In Italia è noto (tra gli altri) il passionista viterbese padre Domenico della Madre di Dio (“Meco della Palanzana”) che san Paolo VI proclamò beato in pieno Concilio Ecumenico Vaticano II, come “Apostolo dell’Ecumenismo”. Il suo successore, a capo della missione passionista in Inghilterra, padre Ignatius Spencer (ex pastore anglicano, convertitosi al cattolicesimo e seguace del beato Domenico) nel 1840 propose “L’Unione di preghiera per l’unità”.

Da oltre mezzo secolo la pratica di questa settimana di preghiera si è diffusa praticamente in tutte le denominazioni cristiane, favorendo inoltre il dialogo e, cosa più importante, la collaborazione nelle opere.

Ecumenismo Viterbo

Quest’anno, a Viterbo, l’evento principale della “Settimana” si è svolto il 20 gennaio, con l’intervento del vescovo di Viterbo Lino Fumagalli, dell’Arcivescovo Ian Ernest del Centro Anglicano di Roma, del pope Vasile Bobita che conduce la comunità ortodossa rumena di Viterbo, alla presenza dell’Ambasciatore Britannico presso la Santa Sede Christofer Trott. La celebrazione (ripresa e diffusa in streaming) si è sviluppata in varie letture bibliche, con la recita comune, a conclusione, del Pater noster e del Credo Niceno-Costantinopolitano.

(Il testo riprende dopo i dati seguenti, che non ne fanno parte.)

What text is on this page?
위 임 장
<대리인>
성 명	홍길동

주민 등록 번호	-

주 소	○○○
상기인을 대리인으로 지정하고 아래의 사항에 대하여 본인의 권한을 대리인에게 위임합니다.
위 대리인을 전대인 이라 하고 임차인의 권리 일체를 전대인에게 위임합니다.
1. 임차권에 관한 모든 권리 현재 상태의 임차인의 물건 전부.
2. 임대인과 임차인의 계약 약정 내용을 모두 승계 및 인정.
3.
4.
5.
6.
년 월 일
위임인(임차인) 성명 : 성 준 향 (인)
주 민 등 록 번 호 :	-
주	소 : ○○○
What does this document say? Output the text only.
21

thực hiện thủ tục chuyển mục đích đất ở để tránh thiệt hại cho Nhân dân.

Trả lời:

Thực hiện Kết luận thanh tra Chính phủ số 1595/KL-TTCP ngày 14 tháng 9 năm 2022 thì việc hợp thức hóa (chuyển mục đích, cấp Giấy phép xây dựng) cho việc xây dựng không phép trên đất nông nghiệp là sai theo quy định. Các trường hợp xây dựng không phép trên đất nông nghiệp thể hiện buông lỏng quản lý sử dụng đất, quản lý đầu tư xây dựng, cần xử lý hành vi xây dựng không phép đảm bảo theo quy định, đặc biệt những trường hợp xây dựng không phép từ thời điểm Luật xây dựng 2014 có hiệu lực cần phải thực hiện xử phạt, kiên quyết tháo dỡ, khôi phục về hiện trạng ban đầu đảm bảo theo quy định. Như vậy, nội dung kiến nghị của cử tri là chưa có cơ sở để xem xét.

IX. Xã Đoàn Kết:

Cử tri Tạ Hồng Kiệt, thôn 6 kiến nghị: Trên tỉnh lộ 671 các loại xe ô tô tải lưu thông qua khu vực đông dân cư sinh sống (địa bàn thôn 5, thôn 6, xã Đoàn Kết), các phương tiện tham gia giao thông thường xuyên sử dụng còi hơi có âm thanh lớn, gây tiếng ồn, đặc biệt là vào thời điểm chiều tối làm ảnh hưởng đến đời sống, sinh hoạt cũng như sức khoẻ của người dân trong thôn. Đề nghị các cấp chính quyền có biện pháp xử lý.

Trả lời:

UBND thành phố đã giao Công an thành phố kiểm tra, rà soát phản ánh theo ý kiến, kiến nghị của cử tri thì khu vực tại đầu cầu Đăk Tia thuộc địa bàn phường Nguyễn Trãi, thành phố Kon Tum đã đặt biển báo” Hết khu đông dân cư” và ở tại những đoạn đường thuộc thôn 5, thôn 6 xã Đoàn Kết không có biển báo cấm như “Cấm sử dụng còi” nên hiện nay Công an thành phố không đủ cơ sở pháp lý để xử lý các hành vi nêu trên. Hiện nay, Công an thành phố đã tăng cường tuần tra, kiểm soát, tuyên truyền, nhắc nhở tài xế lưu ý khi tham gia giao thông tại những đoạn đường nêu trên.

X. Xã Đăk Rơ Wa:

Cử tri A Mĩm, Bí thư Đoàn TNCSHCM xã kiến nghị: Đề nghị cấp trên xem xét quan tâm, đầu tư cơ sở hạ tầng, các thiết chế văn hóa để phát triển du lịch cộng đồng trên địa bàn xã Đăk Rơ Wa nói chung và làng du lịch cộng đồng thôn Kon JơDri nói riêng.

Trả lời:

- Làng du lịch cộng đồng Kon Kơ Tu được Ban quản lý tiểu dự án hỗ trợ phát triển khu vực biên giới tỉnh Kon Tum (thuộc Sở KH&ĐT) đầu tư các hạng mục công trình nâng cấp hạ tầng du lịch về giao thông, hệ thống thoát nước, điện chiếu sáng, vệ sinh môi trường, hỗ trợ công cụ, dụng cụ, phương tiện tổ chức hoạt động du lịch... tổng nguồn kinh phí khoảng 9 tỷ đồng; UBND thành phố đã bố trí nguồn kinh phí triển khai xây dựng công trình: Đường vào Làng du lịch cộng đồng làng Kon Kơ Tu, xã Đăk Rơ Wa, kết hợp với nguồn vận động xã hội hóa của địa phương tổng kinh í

Monsignor Lino nel suo intervento, ispirato e molto articolato, ha preso spunto dal tema di quest’anno: l Magi venuti dall’Oriente a seguito della stella per onorare e adorare il Re che è nato (Mt 2,2) come metafora del cammino verso l’unità delle varie realtà ecclesiali. “Ciò che ci unisce è di gran lunga più grande di ciò che ci divide” ha ricordato il vescovo citando il documento conciliare “Unitatis redentegratio”: per essere più autorevoli e credibili, luce e spirito del mondo altrimenti destinato al collasso. Al tempo stesso ha sottolineato la nostra natura fondata sul desiderio di amare ed essere amati, esperti di umanità, portatori di fraternità che non possono tacere di tante divisioni e sperequazioni: pochi sempre più benestanti e tantissimi che non hanno il minimo indispensabile. Le particolarità delle diverse chiese non sono un ostacolo, ma un arricchimento.

Ambasciatore Britannico presso la Santa Sede Christofer Trott
Ambasciatore Britannico presso la Santa Sede Christofer Trott

La celebrazione si era aperta con la meditazione dell’arcivescovo Ian sul brano di san Paolo nella Lettera agli Efesini (capitolo V), che nella testimonianza di una fraternità condivisa vede il mezzo per essere luce e ispirazione di nuovi abitudini e stili di vita del mondo.

Pope Vadile

Toccante il saluto di pope Vasile che ha testimoniato la fraternità e la collaborazione che ha ricevuto nel corso del suo ministero nella diocesi di Viterbo da parte sia delle autorità ecclesiastiche che dalla comunità dei fedeli cattolici.

Don Emanuele Germani
Don Emanuele Germani

La cerimonia, organizzata dall’Ufficio Diocesano per l’Ecumenismo, si è tenuta nella nuova chiesa dei SS Valentino e Ilario nel quartiere Villanova, splendidamente organizzata dal parroco don Emanuele Germani che, a conclusione, ha invitato le personalità presenti a una fraterna cena “diplomatica”.

Alla fine dell’incontro, incoraggiati da tanti buoni sentimenti, conviene fare un esame di coscienza e rimarcare quante divisioni e conflitti, nel nostro piccolo, sperimentiamo nelle nostre comunità, ecclesiali e non. Certamente non possiamo cambiare il mondo, ma animati dalla vera carità dobbiamo cambiare noi stessi nel mondo.